Menachem Katz Menachem Katz Menachem Katz Shai Shaham Shai Shaham
Laboratory of Developmental Genetics, The Rockefeller University, USA

Glutamate is a major excitatory neurotransmitter. Glial-glutamate transporters serve to clear extracellular glutamate. Impaired clearance may promote glutamate spillover and the induction of extra-synaptic signaling. Although spillover effects on neuronal physiology have been studied extensively, its effects on animal behavior and on corresponding neural-circuit activityare poorly understood. This is mostly due to circuit complexity in the mammalian brain, and to glutamate neurotoxicity, which often promotes neuronal death. The nematode C.elegans, with its simple and well-mapped nervous system connectome, is an attractive model to address this question, as here glutamate is not neurotoxic. We show that loss of the glial glutamate transporter GLT-1 induces glutamate spillover, and drives aberrant repetitive locomotor reversal behavior in C. elegans. In vivo imaging reveals that GLT-1 loss results in uncontrolled oscillatory activation of AVA, a major interneuron governing reversal behavior. This activation is a consequence of oscillatory presynaptic glutamate release onto AVA, and its frequency correlates with the frequency of repetitive behavior. Repetitive glutamate release and reversal behavior require the extra-synaptic metabotropic glutamate receptor MGL-2/mGluR5, expressed in RIM and other neurons presynaptic to AVA. mgl-2 loss blocks glutamate oscillations and repetitive behavior; while optogenetic activation of RIM is sufficient to induce repetitive behavior in glt-1 mutants.

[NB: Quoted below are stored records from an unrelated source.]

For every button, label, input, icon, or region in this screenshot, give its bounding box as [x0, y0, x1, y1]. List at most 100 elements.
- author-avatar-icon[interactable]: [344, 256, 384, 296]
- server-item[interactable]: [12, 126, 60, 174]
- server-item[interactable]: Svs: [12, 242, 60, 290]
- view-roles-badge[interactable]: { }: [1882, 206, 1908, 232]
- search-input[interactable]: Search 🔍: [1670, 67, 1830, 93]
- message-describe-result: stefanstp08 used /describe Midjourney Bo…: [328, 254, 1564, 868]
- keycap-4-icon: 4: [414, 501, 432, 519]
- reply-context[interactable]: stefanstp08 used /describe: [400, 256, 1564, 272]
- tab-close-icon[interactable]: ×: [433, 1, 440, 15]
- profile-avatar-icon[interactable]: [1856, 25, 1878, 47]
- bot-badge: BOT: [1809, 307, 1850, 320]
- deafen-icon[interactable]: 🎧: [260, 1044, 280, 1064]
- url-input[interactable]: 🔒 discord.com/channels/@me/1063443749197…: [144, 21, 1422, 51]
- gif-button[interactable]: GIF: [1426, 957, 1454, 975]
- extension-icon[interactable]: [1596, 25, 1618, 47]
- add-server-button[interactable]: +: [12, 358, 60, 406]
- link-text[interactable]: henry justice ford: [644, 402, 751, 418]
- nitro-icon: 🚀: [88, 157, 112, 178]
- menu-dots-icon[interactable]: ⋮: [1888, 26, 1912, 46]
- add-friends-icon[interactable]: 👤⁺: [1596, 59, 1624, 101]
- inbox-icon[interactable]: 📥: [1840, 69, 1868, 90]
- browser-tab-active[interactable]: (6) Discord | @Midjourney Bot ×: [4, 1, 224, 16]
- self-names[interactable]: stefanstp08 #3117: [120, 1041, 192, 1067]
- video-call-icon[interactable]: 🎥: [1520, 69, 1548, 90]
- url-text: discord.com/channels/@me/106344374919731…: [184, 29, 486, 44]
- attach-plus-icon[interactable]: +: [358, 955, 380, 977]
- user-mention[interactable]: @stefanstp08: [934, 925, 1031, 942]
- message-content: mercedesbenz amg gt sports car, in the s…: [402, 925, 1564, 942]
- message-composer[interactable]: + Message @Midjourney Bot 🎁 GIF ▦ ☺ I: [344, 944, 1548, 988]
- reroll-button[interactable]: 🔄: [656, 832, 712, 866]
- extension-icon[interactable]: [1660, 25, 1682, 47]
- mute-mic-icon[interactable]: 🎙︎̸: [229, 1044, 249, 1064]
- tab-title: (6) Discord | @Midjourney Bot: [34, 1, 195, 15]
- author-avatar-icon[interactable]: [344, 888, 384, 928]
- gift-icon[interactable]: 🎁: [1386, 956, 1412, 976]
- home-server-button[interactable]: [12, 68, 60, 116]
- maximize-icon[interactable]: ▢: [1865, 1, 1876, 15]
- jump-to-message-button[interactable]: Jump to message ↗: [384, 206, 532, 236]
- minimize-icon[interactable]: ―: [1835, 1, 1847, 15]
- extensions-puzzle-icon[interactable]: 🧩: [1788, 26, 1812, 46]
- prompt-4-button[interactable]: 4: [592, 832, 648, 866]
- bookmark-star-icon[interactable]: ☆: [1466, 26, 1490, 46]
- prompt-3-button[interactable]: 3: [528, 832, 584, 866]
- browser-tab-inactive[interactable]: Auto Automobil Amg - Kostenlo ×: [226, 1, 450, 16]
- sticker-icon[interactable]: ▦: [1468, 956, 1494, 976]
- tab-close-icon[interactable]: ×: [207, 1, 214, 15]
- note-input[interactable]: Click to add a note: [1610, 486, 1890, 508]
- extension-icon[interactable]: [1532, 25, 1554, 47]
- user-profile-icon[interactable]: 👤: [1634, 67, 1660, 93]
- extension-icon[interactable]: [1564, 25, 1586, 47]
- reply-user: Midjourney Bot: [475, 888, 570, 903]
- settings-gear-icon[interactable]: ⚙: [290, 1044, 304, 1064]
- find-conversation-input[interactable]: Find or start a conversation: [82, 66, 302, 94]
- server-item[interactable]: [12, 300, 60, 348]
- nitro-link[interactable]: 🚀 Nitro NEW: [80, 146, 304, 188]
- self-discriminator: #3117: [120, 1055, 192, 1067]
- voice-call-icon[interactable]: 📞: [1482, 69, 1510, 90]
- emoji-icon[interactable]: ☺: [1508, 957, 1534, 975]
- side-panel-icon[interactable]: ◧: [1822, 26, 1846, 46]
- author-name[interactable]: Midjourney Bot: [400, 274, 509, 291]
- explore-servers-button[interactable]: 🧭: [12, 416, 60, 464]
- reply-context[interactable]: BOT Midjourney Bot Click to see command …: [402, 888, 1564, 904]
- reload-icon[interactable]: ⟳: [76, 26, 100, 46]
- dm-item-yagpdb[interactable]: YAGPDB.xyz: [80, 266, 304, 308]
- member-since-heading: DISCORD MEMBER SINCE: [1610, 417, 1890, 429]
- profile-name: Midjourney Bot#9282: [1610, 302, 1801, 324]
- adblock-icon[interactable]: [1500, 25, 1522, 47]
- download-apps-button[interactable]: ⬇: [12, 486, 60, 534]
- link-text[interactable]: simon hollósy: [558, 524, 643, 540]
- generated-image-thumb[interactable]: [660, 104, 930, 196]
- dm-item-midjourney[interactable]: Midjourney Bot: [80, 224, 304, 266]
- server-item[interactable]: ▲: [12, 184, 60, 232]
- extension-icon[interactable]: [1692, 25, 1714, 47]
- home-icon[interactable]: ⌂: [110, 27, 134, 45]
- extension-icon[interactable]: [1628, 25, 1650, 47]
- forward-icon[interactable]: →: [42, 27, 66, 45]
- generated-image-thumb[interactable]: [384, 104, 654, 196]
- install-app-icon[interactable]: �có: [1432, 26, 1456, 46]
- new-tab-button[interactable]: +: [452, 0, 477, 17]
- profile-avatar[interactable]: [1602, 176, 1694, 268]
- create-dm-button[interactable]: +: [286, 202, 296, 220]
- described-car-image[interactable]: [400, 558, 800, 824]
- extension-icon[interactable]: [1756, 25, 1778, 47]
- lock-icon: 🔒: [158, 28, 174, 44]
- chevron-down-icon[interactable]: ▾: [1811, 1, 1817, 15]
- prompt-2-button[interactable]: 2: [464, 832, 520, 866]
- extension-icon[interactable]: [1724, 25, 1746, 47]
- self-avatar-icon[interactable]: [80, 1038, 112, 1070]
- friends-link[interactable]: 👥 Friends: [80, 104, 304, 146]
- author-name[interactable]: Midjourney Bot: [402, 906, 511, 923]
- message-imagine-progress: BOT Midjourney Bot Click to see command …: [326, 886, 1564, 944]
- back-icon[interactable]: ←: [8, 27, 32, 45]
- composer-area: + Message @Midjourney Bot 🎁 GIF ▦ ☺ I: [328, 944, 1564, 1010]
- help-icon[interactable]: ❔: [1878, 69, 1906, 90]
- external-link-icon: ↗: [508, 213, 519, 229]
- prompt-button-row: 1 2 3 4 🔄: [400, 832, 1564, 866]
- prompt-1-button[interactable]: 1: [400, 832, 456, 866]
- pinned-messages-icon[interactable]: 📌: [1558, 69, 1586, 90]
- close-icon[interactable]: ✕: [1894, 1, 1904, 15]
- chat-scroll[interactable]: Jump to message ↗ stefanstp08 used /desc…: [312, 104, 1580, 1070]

Repetitive AVA firing and consequent reversals are promoted by EGL-30/Gaq signaling. Repetitive behaviors are hallmarks of some neuropsychiatric diseases, and murine mGluR5 and astrocyte-expressed GLT1 have been independently implicated in pathological repetitive grooming. Our studies suggest a common mechanism controlling repetitive behaviors by cyclic presynaptic autocrine glutamate signaling.